Ele conduzia um automóvel Mercedes Bens, roubado no dia 16 de janeiro em Campinas (SP), por uma estrada vicinal que liga um bairro da região norte de Foz a um pequeno porto improvisado no reservatório da hidrelétrica. O veículo tem o comprovante de importação registrado em Curitiba (placas CLT-9292), mas no momento da apreensão estava com placas falsas de Cambé (AGH-3844).
Policiais que investigavam o local há vários dias deram voz de prisão a Alves, que reagiu atirando contra os agentes. Depois de ferido na cabeça e na mão esquerda, o suspeito se entregou e disse que outros dois integrantes da quadrilha estariam vindo buscá-lo. Quando chegaram (estavam em um Opala branco), houve nova troca de tiros, o que resultou em mais um ferido no braço esquerdo.

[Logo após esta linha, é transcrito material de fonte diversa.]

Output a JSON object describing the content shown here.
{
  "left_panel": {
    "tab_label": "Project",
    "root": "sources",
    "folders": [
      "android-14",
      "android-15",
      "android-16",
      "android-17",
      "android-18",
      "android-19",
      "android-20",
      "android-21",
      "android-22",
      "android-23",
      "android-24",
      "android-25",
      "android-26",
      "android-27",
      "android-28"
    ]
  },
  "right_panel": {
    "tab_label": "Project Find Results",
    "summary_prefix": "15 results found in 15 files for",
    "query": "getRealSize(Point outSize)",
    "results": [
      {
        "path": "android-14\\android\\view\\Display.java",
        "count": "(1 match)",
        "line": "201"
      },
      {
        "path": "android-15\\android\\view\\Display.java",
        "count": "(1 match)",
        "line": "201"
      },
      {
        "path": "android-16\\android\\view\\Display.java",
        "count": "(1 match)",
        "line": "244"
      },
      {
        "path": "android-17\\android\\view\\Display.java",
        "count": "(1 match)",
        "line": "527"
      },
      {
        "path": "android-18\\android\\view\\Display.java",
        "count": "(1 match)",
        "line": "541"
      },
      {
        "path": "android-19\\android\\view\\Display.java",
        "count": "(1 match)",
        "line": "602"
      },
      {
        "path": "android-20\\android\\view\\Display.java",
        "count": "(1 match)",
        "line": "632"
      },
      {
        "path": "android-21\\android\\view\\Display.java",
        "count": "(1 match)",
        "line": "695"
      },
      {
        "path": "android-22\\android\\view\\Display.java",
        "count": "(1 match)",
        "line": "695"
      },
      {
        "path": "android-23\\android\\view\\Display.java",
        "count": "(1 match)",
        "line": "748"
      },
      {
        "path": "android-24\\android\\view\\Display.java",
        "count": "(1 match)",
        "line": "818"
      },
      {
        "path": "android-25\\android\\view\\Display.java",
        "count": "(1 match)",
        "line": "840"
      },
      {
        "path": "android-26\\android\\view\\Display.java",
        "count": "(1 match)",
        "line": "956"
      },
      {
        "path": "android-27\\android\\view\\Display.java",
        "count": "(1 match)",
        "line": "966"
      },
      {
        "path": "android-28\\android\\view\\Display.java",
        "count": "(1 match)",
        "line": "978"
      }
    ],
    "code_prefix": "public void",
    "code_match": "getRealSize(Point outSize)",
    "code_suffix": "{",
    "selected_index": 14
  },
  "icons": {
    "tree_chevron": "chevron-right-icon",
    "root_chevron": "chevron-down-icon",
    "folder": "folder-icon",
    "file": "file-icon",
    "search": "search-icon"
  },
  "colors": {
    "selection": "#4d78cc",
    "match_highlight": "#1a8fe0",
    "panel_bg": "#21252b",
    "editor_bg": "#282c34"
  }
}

Junto com Alves, a polícia prendeu Roberto Carlos Santos, de 20 anos, José Carlos Barroso, 36, e o balseiro, que foi liberado em seguida. Um levantamento dos antecedentes criminais de Barroso mostrou que ele possui uma ficha criminal com seis páginas de processos em andamentos e uma condenação de oito anos por furto, determinada pelo juiz da Comarca de Pérola (50 km a oeste de Umuarama). Junto com Barroso, também foi encontrado cerca de cinco gramas de maconha.
Os acusados disseram que o carro seria vendido no Paraguai, mas não comentaram o valor da transação. Todos foram autuados por receptação de veículo e formação de quadrilha.
O delegado-chefe da Polícia Civil de Foz, Luiz Fernando Artigas, confirmou que Alves havia sido encaminhado no final do ano ao Grupo Auxiliar de Recursos Humanos da corporação em Curitiba, setor que acompanha os agentes enquanto os processos administrativos internos estão em andamento. ‘‘Estamos investiganto a possibilidade de outros veículos terem sido transportados pela fronteira’’, comentou Artigas, lembrando que dos 11 veículos furtados na região durante a semana passada, somente seis foram recuperados.